Bu kayıp sadece organik değil, aynı zamanda psikolojik de bir etki yaratmıştır. Sonuç olarak, tıpkı Freud’un ve Craig’ın da dediği gibi propriosepsiyon duyumu, benlik fikri açısından çok önemlidir. Benlik ve beden arasında karşılıklı bir akış vardır. Beden algısının bozulması, kendilik duygusunu duyumsamada hasara neden olur. Propriosepsiyon duyumunu azaltmak, bireyin benlik bilincini de o derece azaltır ve hatta yok edebilir. Bu sebepten Christina’nın “bedensizim” ifadesi, propriosepsiyon duyusunun benlik üzerindeki etkisini çarpıcı bir şekilde ortaya koymaktadır.

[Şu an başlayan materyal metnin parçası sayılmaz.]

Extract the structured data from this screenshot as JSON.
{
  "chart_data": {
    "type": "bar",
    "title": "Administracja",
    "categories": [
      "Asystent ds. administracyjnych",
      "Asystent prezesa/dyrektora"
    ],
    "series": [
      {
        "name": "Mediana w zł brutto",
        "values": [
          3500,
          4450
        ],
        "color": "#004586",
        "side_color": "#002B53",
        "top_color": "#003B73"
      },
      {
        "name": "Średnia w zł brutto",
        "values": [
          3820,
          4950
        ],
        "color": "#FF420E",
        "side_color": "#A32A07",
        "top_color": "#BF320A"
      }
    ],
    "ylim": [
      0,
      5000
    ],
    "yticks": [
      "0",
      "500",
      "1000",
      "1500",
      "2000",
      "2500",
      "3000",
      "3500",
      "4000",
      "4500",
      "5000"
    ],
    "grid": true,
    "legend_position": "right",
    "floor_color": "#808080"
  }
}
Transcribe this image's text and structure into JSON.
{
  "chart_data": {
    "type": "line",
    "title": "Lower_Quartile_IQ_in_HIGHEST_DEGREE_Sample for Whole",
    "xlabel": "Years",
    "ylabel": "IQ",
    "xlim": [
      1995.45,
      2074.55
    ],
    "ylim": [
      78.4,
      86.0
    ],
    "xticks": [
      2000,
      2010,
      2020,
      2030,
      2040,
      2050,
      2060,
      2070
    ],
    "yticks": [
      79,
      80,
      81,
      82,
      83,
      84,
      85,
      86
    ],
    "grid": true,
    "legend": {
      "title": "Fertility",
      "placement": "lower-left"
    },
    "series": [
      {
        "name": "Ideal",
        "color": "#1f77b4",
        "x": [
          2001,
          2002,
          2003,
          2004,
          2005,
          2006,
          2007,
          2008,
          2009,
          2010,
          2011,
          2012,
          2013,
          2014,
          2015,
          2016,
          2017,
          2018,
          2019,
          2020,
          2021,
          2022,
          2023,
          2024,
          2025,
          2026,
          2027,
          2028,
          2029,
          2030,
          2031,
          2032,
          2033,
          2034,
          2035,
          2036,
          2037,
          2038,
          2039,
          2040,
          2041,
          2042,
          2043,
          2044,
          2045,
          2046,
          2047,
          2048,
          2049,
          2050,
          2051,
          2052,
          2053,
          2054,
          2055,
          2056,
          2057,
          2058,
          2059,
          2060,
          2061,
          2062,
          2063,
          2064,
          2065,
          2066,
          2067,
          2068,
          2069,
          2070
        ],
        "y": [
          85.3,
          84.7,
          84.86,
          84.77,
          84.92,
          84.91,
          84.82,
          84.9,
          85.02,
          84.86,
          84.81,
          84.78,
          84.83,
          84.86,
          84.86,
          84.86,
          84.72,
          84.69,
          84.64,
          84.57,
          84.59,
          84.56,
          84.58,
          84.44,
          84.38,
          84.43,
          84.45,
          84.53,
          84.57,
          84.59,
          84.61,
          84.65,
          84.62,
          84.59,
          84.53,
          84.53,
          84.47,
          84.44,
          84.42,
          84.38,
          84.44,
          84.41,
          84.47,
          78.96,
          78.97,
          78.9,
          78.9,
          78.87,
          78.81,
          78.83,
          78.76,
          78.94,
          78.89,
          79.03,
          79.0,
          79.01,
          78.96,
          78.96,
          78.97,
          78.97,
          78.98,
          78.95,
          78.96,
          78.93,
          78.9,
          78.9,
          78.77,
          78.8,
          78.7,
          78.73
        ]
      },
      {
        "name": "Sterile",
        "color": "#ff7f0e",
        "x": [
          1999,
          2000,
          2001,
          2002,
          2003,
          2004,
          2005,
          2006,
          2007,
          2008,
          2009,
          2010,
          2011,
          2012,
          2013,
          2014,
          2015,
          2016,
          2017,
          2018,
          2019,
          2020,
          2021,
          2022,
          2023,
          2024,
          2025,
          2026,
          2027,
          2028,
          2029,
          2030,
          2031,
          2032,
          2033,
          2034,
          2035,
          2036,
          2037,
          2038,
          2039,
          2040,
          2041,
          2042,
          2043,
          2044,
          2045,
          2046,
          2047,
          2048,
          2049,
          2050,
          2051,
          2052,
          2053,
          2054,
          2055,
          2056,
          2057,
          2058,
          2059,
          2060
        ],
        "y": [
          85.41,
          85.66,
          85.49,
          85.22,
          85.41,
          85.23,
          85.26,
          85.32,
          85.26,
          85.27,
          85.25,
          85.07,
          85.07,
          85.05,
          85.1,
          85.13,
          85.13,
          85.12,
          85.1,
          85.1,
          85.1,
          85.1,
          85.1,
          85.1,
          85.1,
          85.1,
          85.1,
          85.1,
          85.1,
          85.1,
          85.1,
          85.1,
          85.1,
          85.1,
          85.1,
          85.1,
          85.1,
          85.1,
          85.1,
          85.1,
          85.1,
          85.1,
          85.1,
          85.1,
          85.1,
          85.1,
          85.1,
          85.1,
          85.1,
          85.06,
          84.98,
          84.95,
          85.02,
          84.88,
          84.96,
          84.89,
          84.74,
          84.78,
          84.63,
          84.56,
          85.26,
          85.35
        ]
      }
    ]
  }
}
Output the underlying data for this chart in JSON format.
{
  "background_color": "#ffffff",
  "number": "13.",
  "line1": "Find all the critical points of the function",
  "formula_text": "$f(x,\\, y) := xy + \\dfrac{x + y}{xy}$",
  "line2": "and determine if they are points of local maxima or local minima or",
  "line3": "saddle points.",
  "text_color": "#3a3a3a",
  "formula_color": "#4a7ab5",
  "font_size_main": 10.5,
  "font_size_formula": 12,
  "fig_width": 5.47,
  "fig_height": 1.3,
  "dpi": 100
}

Freud’un beden temelli ego yaklaşımı güncelliğini korumakta ve güncel nörobilim bulguları ile örtüşmektedir. Bu sebepten propriosepsiyon kavramı hem nöroloji hem de psikoloji alanında birlikte çalışılması gereken bir konu olarak değerlendirilebilir.
Kaynakça
Craig, M. (2005). Psychological medicine: a manual on mental diseases for practitioners and students. London J. ve A. Churchill.
Freud, S. (1923). The Ego and The Id. 19, 1–59.
Héroux, M. E. ve ark. (2022). Proprioception: a new look at an old concept. Journal of Applied Physiology, 132(3), 811-814. https://doi.org/10.1152/japplphysiol.00809.2021
Sacks, O. (1996). Karısını Şapka Sanan Adam (Çev. O. Düz.). Yapı Kredi Yayınları, 42, 44-65.
Stelvold, J. (2017). The ego and the id revisited: Freud and Damasio on the body ego/self. The International Journal of Psychoanalysis, 94(5), 931-950. https://doi.org/10.1111/1745-8315.12097
Tuthill, J. C. ve Azim, E. (2018). Propriosepsiyon. Current Biology, 28(5), 206-210.